Superintendent Says Budget Being Cut To The Bone; School Board Opposes Watson Bill On Undocumented Students

  • Friday, April 18, 2025
  • Hannah Campbell

The County School Board on Thursday night voted to direct Superintendent Dr. Justin Robertson to propose a balanced budget for board discussion for fiscal year 2026. Finance committee Chairman Ben Daugherty said the County Commission indicated that it would likely approve a balanced budget this year, after tough haggling over big requests last year.

“I could bring us a proposal to get us to a balanced budget tomorrow,” Dr. Robertson said, but that the board may not like more cuts.

“We’ve cut plenty… We’re cutting muscle and we’re cutting bones,” he said.

“As a community, what do we want from a public school system and what are we willing to pay for that public school system?” Dr. Robertson asked.

Board members Jill Black, Ben Connor and Karitsa Jones voted against the directive.

Mr. Connor said he believed the County Commission would approve the “proper” budget, one that keeps student-facing teachers and staff and makes up for funds missing under maintenance of effort laws: $6 million from 2024 and $5 million from 2025, he said.

“We are already working from an $11 million hole,” Mr. Connor said.

“I want to vote for the best budget, not just a balanced budget,” said Ms. Black.

But board member Felice Hadden pointed out that the FY2026 budget is $635 million, compared with $456 million in 2021.

“We’re coming to them for more money and our budget has ballooned,” she said, “close to $200 million in recent years.” Ms. Hadden argued that the county designates 43 percent of its budget to schools, a percentage that’s significantly higher than other Tennessee counties of similar size.

“The County Commission is saying that they’re doing their part,” Ms. Hadden said. “We have to be reasonable.”
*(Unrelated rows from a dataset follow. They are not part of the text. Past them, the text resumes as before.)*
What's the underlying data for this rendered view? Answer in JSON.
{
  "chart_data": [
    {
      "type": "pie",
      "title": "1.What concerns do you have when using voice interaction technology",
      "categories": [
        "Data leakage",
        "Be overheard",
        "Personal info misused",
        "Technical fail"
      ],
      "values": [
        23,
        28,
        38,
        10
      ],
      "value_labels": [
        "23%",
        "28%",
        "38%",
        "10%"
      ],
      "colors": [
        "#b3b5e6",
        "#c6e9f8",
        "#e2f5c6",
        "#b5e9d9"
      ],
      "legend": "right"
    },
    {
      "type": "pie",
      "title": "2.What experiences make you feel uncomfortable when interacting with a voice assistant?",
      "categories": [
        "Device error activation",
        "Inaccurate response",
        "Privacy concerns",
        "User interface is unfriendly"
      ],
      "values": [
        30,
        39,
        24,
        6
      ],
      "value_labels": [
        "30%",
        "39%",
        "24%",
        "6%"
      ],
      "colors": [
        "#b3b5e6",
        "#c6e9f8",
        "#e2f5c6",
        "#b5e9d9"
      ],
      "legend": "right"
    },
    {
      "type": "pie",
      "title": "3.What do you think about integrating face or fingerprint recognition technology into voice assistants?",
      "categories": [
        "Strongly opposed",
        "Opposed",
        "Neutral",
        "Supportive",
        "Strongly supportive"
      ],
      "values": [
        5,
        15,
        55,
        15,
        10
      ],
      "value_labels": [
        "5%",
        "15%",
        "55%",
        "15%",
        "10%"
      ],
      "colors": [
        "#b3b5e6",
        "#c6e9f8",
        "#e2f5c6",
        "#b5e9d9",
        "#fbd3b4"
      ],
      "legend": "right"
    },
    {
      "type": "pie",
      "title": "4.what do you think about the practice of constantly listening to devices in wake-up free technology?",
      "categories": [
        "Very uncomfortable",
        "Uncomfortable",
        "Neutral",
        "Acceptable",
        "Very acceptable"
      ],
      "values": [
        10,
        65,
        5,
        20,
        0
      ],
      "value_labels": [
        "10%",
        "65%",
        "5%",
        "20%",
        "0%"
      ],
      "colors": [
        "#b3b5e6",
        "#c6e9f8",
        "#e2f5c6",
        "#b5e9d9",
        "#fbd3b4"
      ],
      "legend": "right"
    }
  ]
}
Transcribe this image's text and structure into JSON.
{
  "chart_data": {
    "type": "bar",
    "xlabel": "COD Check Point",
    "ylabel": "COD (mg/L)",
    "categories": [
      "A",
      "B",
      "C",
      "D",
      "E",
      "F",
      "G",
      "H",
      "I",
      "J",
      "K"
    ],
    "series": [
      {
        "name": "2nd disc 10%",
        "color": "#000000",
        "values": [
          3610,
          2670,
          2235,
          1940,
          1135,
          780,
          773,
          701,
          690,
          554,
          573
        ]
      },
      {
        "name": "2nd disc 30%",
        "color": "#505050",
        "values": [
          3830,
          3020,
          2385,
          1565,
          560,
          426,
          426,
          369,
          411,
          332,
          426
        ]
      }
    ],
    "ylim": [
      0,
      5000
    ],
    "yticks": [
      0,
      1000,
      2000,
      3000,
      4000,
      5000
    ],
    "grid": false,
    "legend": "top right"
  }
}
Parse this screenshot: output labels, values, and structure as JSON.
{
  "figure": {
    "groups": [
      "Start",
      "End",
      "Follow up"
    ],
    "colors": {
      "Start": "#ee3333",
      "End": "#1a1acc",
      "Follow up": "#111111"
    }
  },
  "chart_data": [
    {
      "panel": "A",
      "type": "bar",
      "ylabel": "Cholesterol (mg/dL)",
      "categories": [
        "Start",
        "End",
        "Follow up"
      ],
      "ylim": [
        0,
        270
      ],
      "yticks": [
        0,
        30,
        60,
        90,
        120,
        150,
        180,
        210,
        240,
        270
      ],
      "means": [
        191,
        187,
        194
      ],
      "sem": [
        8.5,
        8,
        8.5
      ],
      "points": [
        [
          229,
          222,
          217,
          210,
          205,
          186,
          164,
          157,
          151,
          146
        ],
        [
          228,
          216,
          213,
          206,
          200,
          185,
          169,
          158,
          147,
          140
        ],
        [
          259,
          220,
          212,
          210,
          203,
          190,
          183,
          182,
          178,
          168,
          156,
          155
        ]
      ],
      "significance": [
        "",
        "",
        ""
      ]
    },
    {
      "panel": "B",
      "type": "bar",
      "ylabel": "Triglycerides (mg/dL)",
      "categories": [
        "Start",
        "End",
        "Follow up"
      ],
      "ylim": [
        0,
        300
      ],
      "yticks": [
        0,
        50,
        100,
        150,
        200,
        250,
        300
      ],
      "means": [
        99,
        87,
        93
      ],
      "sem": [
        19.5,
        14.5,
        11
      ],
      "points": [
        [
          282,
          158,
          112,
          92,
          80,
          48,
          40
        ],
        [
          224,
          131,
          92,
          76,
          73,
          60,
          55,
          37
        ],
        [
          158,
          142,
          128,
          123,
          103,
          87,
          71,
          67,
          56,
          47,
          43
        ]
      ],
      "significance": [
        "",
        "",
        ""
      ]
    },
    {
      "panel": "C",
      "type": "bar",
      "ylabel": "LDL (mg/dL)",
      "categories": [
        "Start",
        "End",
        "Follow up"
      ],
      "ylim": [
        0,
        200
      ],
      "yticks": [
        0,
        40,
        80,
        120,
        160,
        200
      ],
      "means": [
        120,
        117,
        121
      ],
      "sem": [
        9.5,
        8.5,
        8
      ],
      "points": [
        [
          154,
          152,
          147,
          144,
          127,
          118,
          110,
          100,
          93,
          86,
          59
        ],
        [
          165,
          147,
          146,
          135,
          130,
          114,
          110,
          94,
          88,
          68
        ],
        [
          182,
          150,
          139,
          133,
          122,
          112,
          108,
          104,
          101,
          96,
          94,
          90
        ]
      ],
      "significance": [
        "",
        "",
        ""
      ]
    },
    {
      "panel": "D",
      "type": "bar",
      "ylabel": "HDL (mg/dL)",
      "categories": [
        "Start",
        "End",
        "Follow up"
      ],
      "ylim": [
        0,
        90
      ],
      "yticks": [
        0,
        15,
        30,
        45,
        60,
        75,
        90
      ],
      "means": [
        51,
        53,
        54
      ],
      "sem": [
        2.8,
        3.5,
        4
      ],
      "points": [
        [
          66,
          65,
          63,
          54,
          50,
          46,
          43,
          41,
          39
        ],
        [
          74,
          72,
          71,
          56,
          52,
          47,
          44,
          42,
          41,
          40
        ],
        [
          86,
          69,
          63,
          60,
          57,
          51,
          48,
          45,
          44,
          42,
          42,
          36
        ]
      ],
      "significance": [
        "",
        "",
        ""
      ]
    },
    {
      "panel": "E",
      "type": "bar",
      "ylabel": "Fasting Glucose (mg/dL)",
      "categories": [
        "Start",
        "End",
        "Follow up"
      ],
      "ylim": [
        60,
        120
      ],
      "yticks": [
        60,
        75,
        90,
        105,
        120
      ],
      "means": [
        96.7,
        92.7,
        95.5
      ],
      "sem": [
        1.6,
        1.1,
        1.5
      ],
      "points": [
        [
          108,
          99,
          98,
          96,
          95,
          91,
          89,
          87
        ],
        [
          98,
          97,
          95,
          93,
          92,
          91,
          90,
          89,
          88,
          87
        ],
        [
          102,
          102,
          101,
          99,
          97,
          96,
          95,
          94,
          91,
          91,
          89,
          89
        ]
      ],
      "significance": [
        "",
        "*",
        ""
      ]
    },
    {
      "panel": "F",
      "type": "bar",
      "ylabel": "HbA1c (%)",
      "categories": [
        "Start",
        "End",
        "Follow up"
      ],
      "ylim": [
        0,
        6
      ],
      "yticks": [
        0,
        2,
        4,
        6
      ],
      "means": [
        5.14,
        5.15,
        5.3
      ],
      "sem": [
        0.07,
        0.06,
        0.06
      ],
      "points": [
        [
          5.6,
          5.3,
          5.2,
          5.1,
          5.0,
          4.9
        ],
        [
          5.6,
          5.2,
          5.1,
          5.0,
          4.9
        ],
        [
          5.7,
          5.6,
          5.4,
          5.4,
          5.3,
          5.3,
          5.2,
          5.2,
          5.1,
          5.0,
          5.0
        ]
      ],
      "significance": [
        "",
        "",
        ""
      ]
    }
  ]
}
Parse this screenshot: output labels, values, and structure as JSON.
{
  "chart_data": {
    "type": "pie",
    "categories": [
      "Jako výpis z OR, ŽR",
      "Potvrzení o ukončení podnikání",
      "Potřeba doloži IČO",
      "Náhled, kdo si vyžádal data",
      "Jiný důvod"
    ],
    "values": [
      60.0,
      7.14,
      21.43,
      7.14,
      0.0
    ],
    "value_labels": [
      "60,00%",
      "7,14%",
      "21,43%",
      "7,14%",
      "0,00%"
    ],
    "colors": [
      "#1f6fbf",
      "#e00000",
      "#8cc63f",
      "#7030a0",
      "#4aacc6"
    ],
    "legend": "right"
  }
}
“The sky’s not the limit,” she said.

Dr. Robertson pointed to $142 million in pandemic-era Elementary and Secondary School Relief funding and said he could trace which ESSR-funded positions were cut as funds expired and which were rolled in to the general purpose fund. Dr. Robertson also pointed to $67 million that Hamilton County gets from the state’s new funding formula, enacted in 2022, which corrected discrimination and underfunding of large districts, he said. He said those other districts may get money from city municipalities as well.

Beyond asking the county for more money, the board has discussed finding money in a higher property tax millage rate, a tax referendum or asking municipalities within Hamilton County for funding.

A proposal to scrutinize the deputy superintendent position’s power yet lack of board oversight took two paths as some connected it to lack of trust in Dr. Robertson, while others saw it as a budget cut, whether wise or ill-conceived.

“I’m not the first school board member in the state to have this conversation this year,” said policy committee Chair Jodi Schaffer, who introduced the topic. “It is the most powerful position with no oversight from the board,” Ms. Schaffer said. “I have to take a step back… How do we remedy that?”

“At some point we’ve got to have the trust,” said Dr. Robertson, and others said he is the school board’s only “employee.”

“I have more respect and trust for (Dr. Sonia Stewart) in this position than anyone I’ve ever worked with,” Dr. Robertson said.

Board discussion turned to adding the deputy superintendent position plus five community superintendent positions to the cut list, and what life would be like for Dr. Robertson without these to help him communicate with 80 schools.

“Step on that anthill,” Ms. Jones challenged. She’s seen more than one superintendent leave over less, she said.

Though Dr. Robertson said he has cut $3 million and 7.5 percent of positions from Central Office for this budget already, board member Hadden advocated even greater cuts there to save student-facing positions. She said she is disappointed in existing cuts to exceptional education assistants, magnet school transportation and now at Washington Alternative Learning Center, whose student population is shrinking, Dr. Robertson said.

“This is not where we need to be making cuts,” Ms. Hadden said.

The board also adopted a resolution opposing state legislation that would allow school systems to refuse to allow undocumented students to attend school or charge them tuition. The resolution asks legislators to vote no on the bill. It has been approved in the state Senate.

School board member and resolution author Black said a petition won about 500 signatures.

“Thank you to the community members for showing up in support of this resolution,” she said.

“Children from all backgrounds can succeed when given the opportunities they deserve,” the resolution reads.

“Will we be a barrier to their future that they must overcome?” asked Ms. Black. “I honestly cannot believe we are having this conversation tonight,” she said.

School board member Larry Grohn said sponsor Senator Bo Watson’s “motivation” is to revisit the 1982 Plyler decision of the U.S. Supreme Court, but “don’t ask me to do it,” he said.

“Let this be fought out at the federal level,” Mr. Grohn said, and that he won’t “encourage fear” in schools.

Board member Gary Kuehn said the bill was uncharacteristic of Senator Watson.

“Just remember, he does look out for Hamilton County, Tennessee,” Mr. Kuehn said. “He might have missed the mark on this one.”